Daniella Wells joined the Crafts Council in 2002 to launch the inaugural Collect, the international art fair for contemporary objects at the V&A. In 2009 she was integral to the re-launch and growth of Collect into the Saatchi Gallery as well as overseeing the production of Origin at Somerset House in 2008 and 2009. As a freelance consultant, Daniella is Galleries Liaison for Collect and works on Exhibitor Relations for Tresor Contemporary Craft – due to launch in Basel in September 2017. Daniella was a Ceramics judge for the Woman’s Hour Craft Prize 2017 – a BBC, Crafts Council and V&A initiative. Previously, after studying Ceramics at Central Saint Martins, Daniella worked with Janice Blackburn at Sotheby’s producing selling exhibitions of contemporary decorative arts in New York and London from 1998-2002.

 

Preston Fitzgerald has been collecting contemporary ceramics for over twenty years starting in New York City and now based in London. He mixes contemporary ceramics with many pieces of antique ceramics. He has curated contemporary craft and design exhibitions including working with The Royal College of Art, The Flow Gallery, London and Terra Delft Gallery, Holland.

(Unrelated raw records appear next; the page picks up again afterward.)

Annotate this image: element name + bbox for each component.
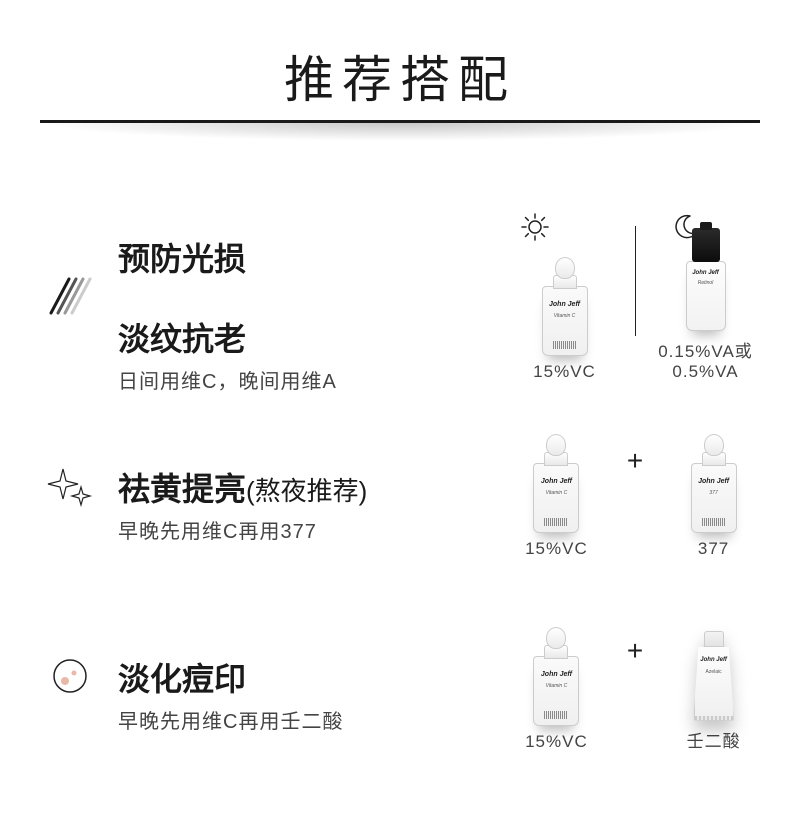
stripes-icon [40, 266, 100, 326]
brand-label: John Jeff [695, 657, 733, 663]
brand-label: John Jeff [534, 671, 578, 678]
combo-row-3: 淡化痘印 早晚先用维C再用壬二酸 John Jeff Vitamin C 15%… [0, 581, 800, 771]
sparkle-icon [40, 456, 100, 516]
row2-title: 祛黄提亮(熬夜推荐) [118, 429, 490, 509]
row2-product-1: John Jeff Vitamin C 15%VC [490, 413, 623, 559]
row2-title-line1: 祛黄提亮 [118, 471, 246, 507]
row2-desc: 早晚先用维C再用377 [118, 515, 490, 544]
plus-icon: + [627, 635, 643, 667]
tube-icon: John Jeff Azelaic [693, 631, 735, 721]
dropper-bottle-icon: John Jeff Vitamin C [533, 656, 579, 726]
row1-title-line1: 预防光损 [118, 241, 246, 277]
row3-product-2: John Jeff Azelaic 壬二酸 [647, 601, 780, 752]
row1-product-2-label: 0.15%VA或0.5%VA [636, 337, 776, 382]
row3-desc: 早晚先用维C再用壬二酸 [118, 705, 490, 734]
dropper-bottle-icon: John Jeff 377 [691, 463, 737, 533]
brand-label: John Jeff [534, 478, 578, 485]
row1-product-1-label: 15%VC [533, 362, 596, 382]
row2-text: 祛黄提亮(熬夜推荐) 早晚先用维C再用377 [118, 429, 490, 544]
dropper-bottle-icon: John Jeff Vitamin C [533, 463, 579, 533]
row3-product-1-label: 15%VC [525, 732, 588, 752]
row2-product-2: John Jeff 377 377 [647, 413, 780, 559]
row3-title-line1: 淡化痘印 [118, 661, 246, 697]
row3-title: 淡化痘印 [118, 619, 490, 699]
row2-title-suffix: (熬夜推荐) [246, 476, 367, 506]
row2-product-2-label: 377 [698, 539, 729, 559]
row1-product-2: John Jeff Retinol 0.15%VA或0.5%VA [636, 211, 776, 382]
plus-icon: + [627, 445, 643, 477]
pump-bottle-icon: John Jeff Retinol [686, 261, 726, 331]
brand-label: John Jeff [543, 301, 587, 308]
row2-product-1-label: 15%VC [525, 539, 588, 559]
spot-icon [40, 646, 100, 706]
header-shadow [40, 123, 760, 141]
row2-products: John Jeff Vitamin C 15%VC + John Jeff 37… [490, 413, 800, 559]
page-title: 推荐搭配 [40, 40, 760, 120]
row3-text: 淡化痘印 早晚先用维C再用壬二酸 [118, 619, 490, 734]
brand-label: John Jeff [692, 478, 736, 485]
row1-products: John Jeff Vitamin C 15%VC John Jeff Reti… [490, 211, 800, 382]
row3-products: John Jeff Vitamin C 15%VC + John Jeff Az… [490, 601, 800, 752]
row1-desc: 日间用维C，晚间用维A [118, 365, 490, 394]
row1-title-line2: 淡纹抗老 [118, 321, 246, 357]
combo-row-2: 祛黄提亮(熬夜推荐) 早晚先用维C再用377 John Jeff Vitamin… [0, 391, 800, 581]
row3-product-2-label: 壬二酸 [687, 727, 741, 752]
row3-product-1: John Jeff Vitamin C 15%VC [490, 606, 623, 752]
row1-product-1: John Jeff Vitamin C 15%VC [495, 236, 635, 382]
header: 推荐搭配 [40, 40, 760, 141]
brand-label: John Jeff [687, 270, 725, 276]
dropper-bottle-icon: John Jeff Vitamin C [542, 286, 588, 356]
row1-title: 预防光损 淡纹抗老 [118, 199, 490, 359]
combo-row-1: 预防光损 淡纹抗老 日间用维C，晚间用维A John Jeff Vitamin … [0, 201, 800, 391]
row1-text: 预防光损 淡纹抗老 日间用维C，晚间用维A [118, 199, 490, 394]
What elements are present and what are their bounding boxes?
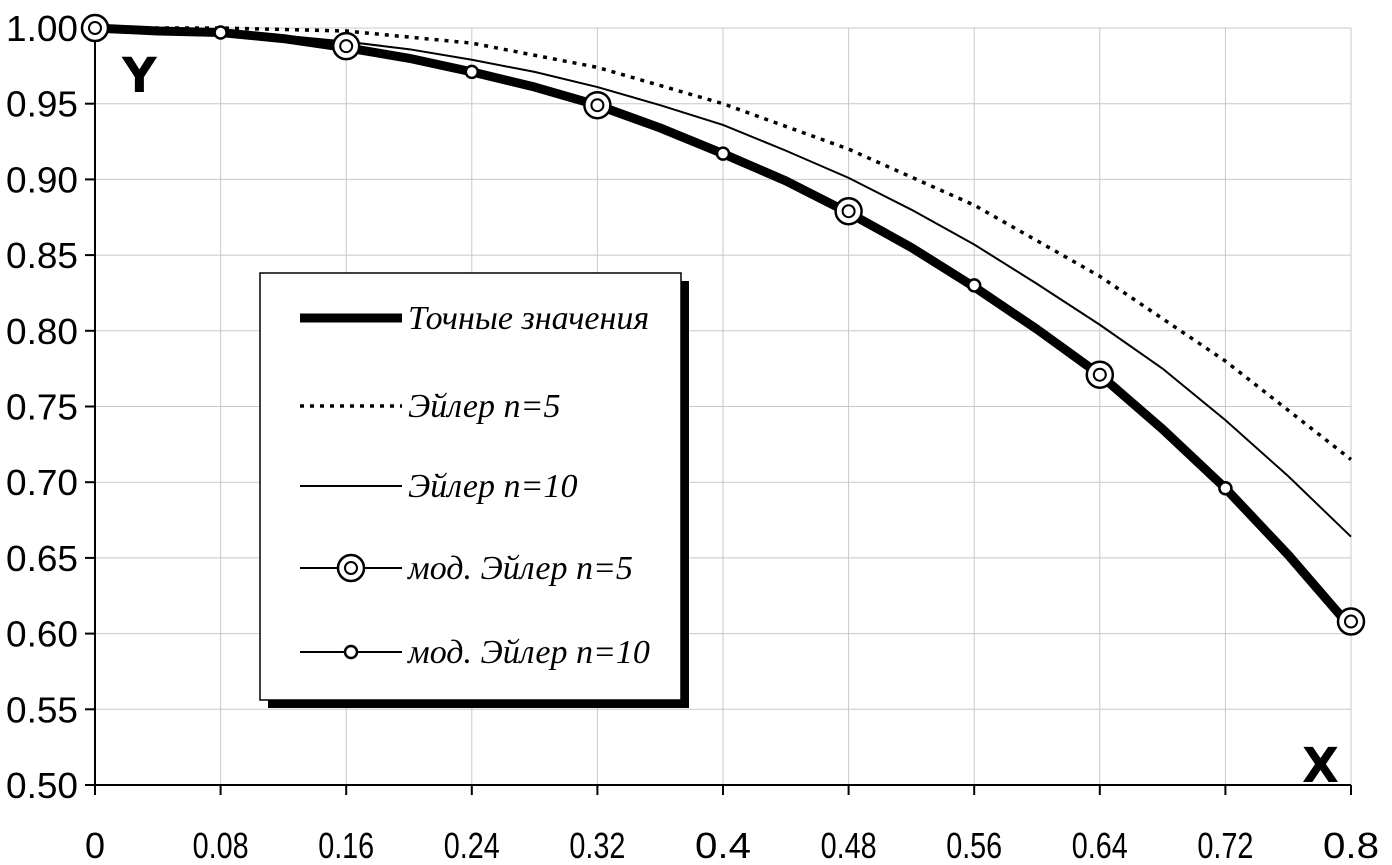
tick-labels: 0 0.08 0.16 0.24 0.32 0.4 0.48 0.56 0.64 0.72 0.80… [6,8,1379,865]
y-tick-label: 1.00 [6,8,78,49]
series-4-point-inner [339,39,354,54]
y-tick-label: 0.70 [6,462,78,503]
legend: Точные значения Эйлер n=5 Эйлер n=10 мод. Э… [259,272,689,708]
series-4-point-inner [1092,367,1107,382]
y-tick-label: 0.55 [6,689,78,730]
series-3-line [94,27,1352,538]
x-tick-label: 0.08 [193,825,249,865]
plot-series [80,13,1366,636]
x-tick-label: 0.64 [1072,825,1128,865]
series-5-point [213,25,228,40]
y-tick-label: 0.90 [6,159,78,200]
x-tick-label: 0.24 [444,825,500,865]
legend-entry-3-label: Эйлер n=10 [408,468,577,505]
legend-entry-1-label: Точные значения [408,300,649,337]
y-tick-label: 0.60 [6,614,78,655]
x-tick-label: 0.16 [318,825,374,865]
y-axis-label: Y [121,48,158,104]
y-tick-label: 0.85 [6,235,78,276]
x-tick-label: 0.56 [946,825,1002,865]
y-tick-label: 0.80 [6,311,78,352]
x-tick-label: 0 [85,825,105,865]
y-tick-label: 0.50 [6,765,78,806]
series-2-line [95,26,1353,461]
y-tick-label: 0.75 [6,387,78,428]
legend-entry-4-label: мод. Эйлер n=5 [407,550,633,587]
x-tick-label: 0.32 [569,825,625,865]
series-5-point [966,278,982,293]
series-4-point-inner [590,98,605,113]
series-4-point-inner [88,21,102,35]
series-4-point-inner [1344,614,1358,629]
legend-entry-5-label: мод. Эйлер n=10 [407,634,650,671]
legend-entry-2-label: Эйлер n=5 [408,388,560,425]
axes [85,27,1352,795]
x-tick-label: 0.48 [821,825,877,865]
x-axis-label: X [1302,738,1339,794]
x-tick-label: 0.4 [695,825,751,865]
y-tick-label: 0.95 [6,84,78,125]
x-tick-label: 0.72 [1197,825,1253,865]
legend-entry-5-marker [343,644,359,660]
x-tick-label: 0.8 [1323,825,1379,865]
series-5-point [715,146,731,161]
series-5-point [464,64,480,80]
y-tick-label: 0.65 [6,538,78,579]
series-4-point-inner [841,204,856,219]
series-5-point [1218,481,1233,496]
legend-entry-4-marker-inner [344,561,358,575]
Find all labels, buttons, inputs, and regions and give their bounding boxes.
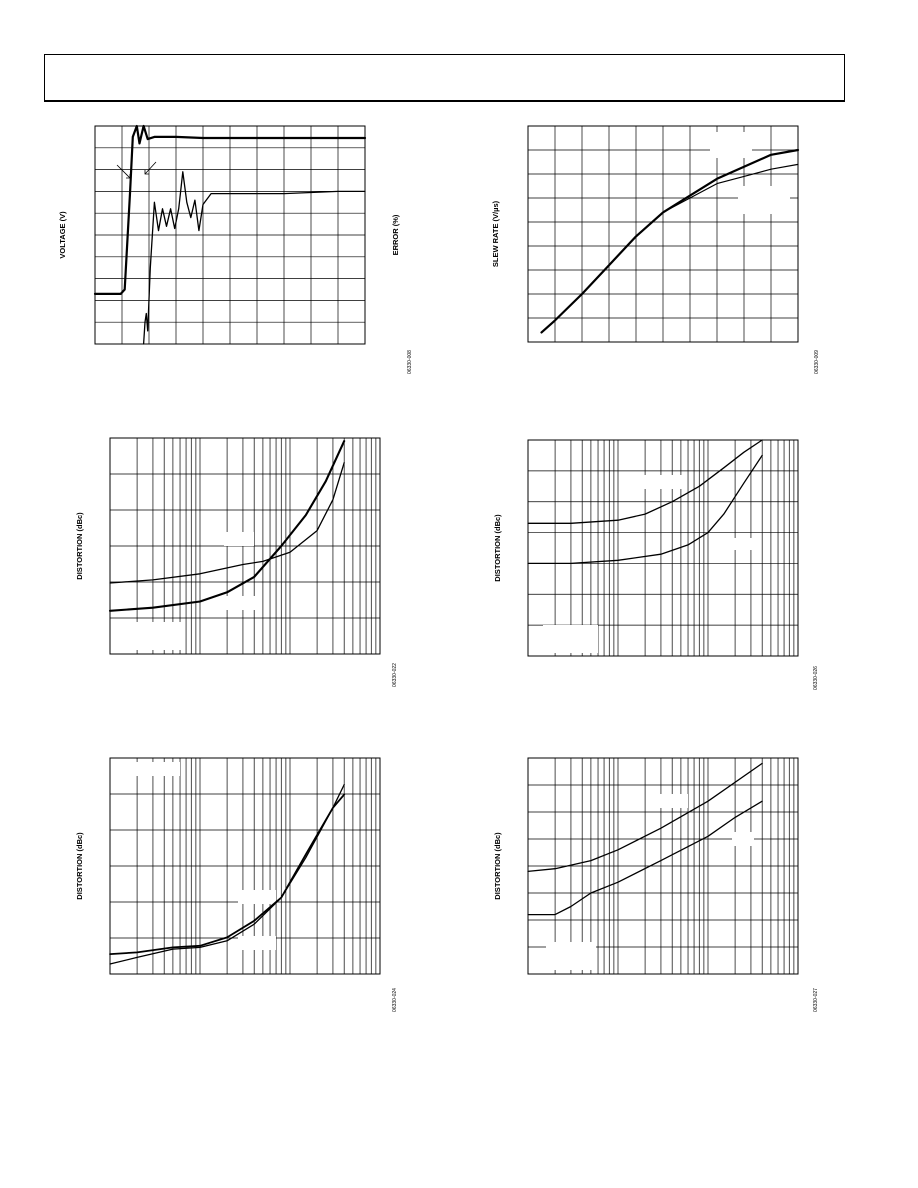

After postgraduate degrees at Christie’s Education and Sotheby’s Institute of Art Preston worked with Janice Blackburn at Sotheby’s contemporary decorative arts selling exhibitions. He has given lectures including at The National Centre for Craft and Design study day, ‘The Studio Potter’, regarding collecting contemporary ceramics.

 

 

Tickets

Guests from 6pm
Talk from 6.30 – 7.30pm

Location
The Arts Club
40 Dover Street
London
W1S 4NP

 

This ticketed event ran alongside a specially curated Young Masters ceramics exhibition open by appointment at The Cynthia Corbett Gallery, Wimbledon, London.